I did wrestle my conscience over getting a gaming device for them – but then a lot of their friends have them. That’s just it, peer pressure – always a killer. I’m vicariously experiencing peer pressure via my sons. Plus, genuinely I am not a spoil sport. I don’t want to deny them entertainment and fun. They do love playing the game and it is another diversion to fill the hours for them – and of course, more importantly, us. Obviously we limit their playing time and I make sure they’re outside in fresh air doing normal ‘old skool’ boy things as much as possible. But you can see how almost addictive it is to them. When they’re playing it they are so engrossed, pupils dilating, sweaty brow and clammy palms, bouncing up and down on the sofa in extreme excitement.

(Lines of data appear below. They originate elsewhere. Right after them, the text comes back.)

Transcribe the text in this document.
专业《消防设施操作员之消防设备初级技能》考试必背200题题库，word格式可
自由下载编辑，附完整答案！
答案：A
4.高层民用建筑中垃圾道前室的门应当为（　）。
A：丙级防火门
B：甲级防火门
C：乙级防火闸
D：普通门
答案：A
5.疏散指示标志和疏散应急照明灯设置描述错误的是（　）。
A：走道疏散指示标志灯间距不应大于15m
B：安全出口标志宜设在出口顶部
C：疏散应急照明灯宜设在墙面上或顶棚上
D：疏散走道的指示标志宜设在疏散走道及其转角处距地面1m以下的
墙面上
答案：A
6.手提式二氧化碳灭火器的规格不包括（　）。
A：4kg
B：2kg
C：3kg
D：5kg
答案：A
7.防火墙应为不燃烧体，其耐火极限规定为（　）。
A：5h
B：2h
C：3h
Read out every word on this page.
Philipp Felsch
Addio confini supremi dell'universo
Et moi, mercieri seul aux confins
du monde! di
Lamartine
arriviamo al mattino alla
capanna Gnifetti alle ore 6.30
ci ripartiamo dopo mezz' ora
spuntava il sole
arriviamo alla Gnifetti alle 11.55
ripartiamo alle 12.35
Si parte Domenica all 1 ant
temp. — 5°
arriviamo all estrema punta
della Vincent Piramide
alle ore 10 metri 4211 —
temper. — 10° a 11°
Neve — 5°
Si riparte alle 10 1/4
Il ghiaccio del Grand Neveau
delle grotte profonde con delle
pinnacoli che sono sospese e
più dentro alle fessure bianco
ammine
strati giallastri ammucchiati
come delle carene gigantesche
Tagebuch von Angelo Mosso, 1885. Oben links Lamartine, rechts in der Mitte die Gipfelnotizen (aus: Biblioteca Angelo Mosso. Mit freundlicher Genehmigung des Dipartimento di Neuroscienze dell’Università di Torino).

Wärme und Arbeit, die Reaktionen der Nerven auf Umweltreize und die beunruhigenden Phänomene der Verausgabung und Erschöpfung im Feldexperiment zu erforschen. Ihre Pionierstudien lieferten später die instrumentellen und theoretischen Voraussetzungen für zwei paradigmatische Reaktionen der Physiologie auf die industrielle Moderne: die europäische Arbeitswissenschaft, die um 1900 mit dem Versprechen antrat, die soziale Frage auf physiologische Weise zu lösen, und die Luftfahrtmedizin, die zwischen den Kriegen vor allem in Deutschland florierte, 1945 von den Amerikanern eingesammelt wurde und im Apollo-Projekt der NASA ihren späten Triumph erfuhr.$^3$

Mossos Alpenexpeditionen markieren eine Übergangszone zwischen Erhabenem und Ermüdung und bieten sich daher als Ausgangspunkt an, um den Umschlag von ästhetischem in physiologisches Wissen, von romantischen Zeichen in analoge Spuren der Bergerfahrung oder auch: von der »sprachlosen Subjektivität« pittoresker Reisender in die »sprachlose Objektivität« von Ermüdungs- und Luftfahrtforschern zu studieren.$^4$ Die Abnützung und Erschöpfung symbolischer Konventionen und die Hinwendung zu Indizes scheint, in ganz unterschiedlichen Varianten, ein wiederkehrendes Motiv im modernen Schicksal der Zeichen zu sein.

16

But via the psychology of consumerism I see this materialistic want in them developing. They always want new things. They look at toy catalogues or TV adverts and I can see and feel that want in their eyes. As if the product they want will somehow satisfy some need or desire, make them happier or fill some gap in their life. And then once they have it this originally feeling will wane – and it’s time to lust over the next new product that’s flashed before them via various advertising channels. It’s the cycle of consumerism – a wheel in which there is ultimately no satisfaction. Much like a drug addiction where the doseage always has to be increased over time to achieve the same initial satisfaction and physical need.

I feel the at the mercy of this type of consumerism myself. I was a young boy – once. I remember those same intense feelings looking at a Kay’s catalogue and staring hard at the photos of shiny bikes, Action Men, Star Wars figures and skateboards with such an intense feeling of need. I want one of those so bad and unless I get it my life won’t be as good. As soon as I have that product in my life everything will be better. Then I would – often, not always, I wasn’t that spoilt – get what I wanted and after a short while I’d move onto the next thing. It’s pretty similar in adulthood, although thankfully not as extreme. The difference now is we’re spoon fed the idea that our consumerism somehow contributes to a healthy economy. That’s right folks, unless you buy cheap goods made in China, we’re for sure headed for another recession. Consumer spending is down – oh no, it’s a depression bigger than the Last Great Big Depression. So buy cheap goods (profitting global corporations) on credit (profitting the banks) running on the consumer wheel on a road to nowhere. It’s the great mug off of the individual. Ever get the feeling you’ve been cheated?